— Я вижу себя в молодости. Непонимающего мальчика — немного дерзкого, немного высокомерного — но наполненного только любовью. Ты ведешь себя так, не потому что хочешь внимания, а потому что это единственный способ, который ты знаешь, как справиться с ситуацией. Миру трудно понять таких людей, как мы.
— Ты ходишь так, будто на твоих плечах лежит бремя всего мира. С правильными людьми ты мягкий, с остальными — жесткий, и ты не принимаешь чужого дерьма. Я всегда пытался защитить Джоша от более суровых реалий нашего мира, но с тобой мне никогда не приходилось этого делать. Правда?
Я торжественно покачал головой.
Внешне я был точной копией дяди Вэнса. Тетя Джулия так громко ахнула, когда впервые увидела меня.
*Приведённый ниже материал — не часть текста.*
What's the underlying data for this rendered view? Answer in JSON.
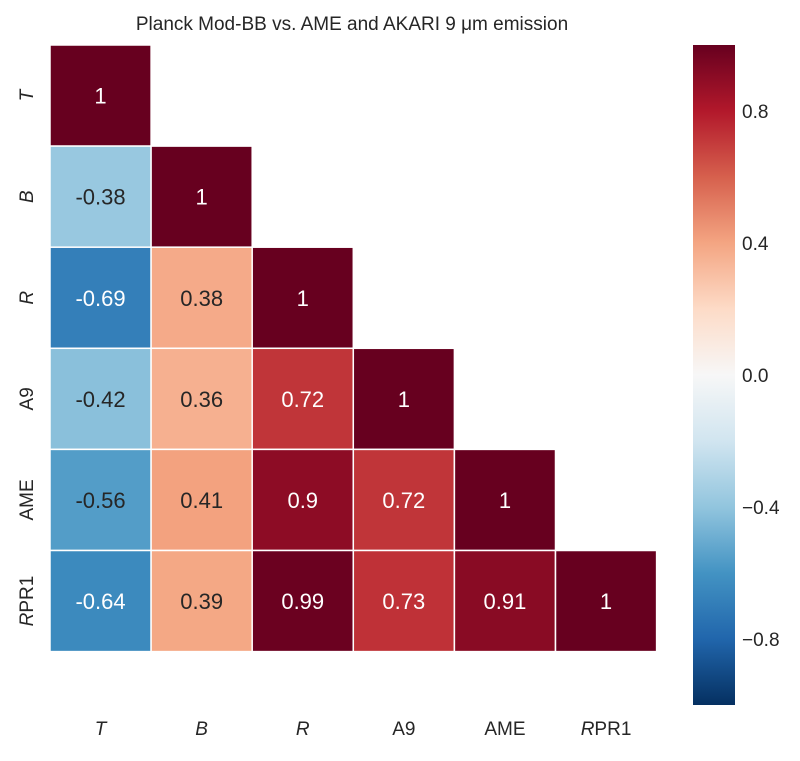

Но мое отношение...
— Неужели я такой же, как ты в моем возрасте?
Я почувствовала его ухмылку, а не увидела ее.
— Я был хуже. Я не получил свои шрамы и коллекцию ножей, играя в хорошего, послушного сына. Я свел твоего деда с ума.
Его смешок прошелестел в груди и улегся во мне, как успокаивающий ритм. Я отстранился и снова моргнул... от волнения. Да, так оно и было.
Адамово яблоко дяди Вэнса поднималось и опускалось.
— Обещай мне только честность в дальнейшем. Я следил за вами с той минуты, как мы усыновили вас с Оливией. Я знаю, что ты торговал наркотиками, Кейд. Я заплатил кучу денег людям, на которых ты работал, чтобы они молчали и держались подальше от нас. Точно так же я заплатил копам, чтобы они держали в секрете твою маленькую ночь в Святой Виктории.
Я не должен был удивляться. Я старался сохранить свое прошлое в тайне, но он бы все равно догадался.
— Могу я хотя бы забрать свой фоторобот?
— Нет. Он мой. Я вставил его в рамку, и он стоит у меня на камине.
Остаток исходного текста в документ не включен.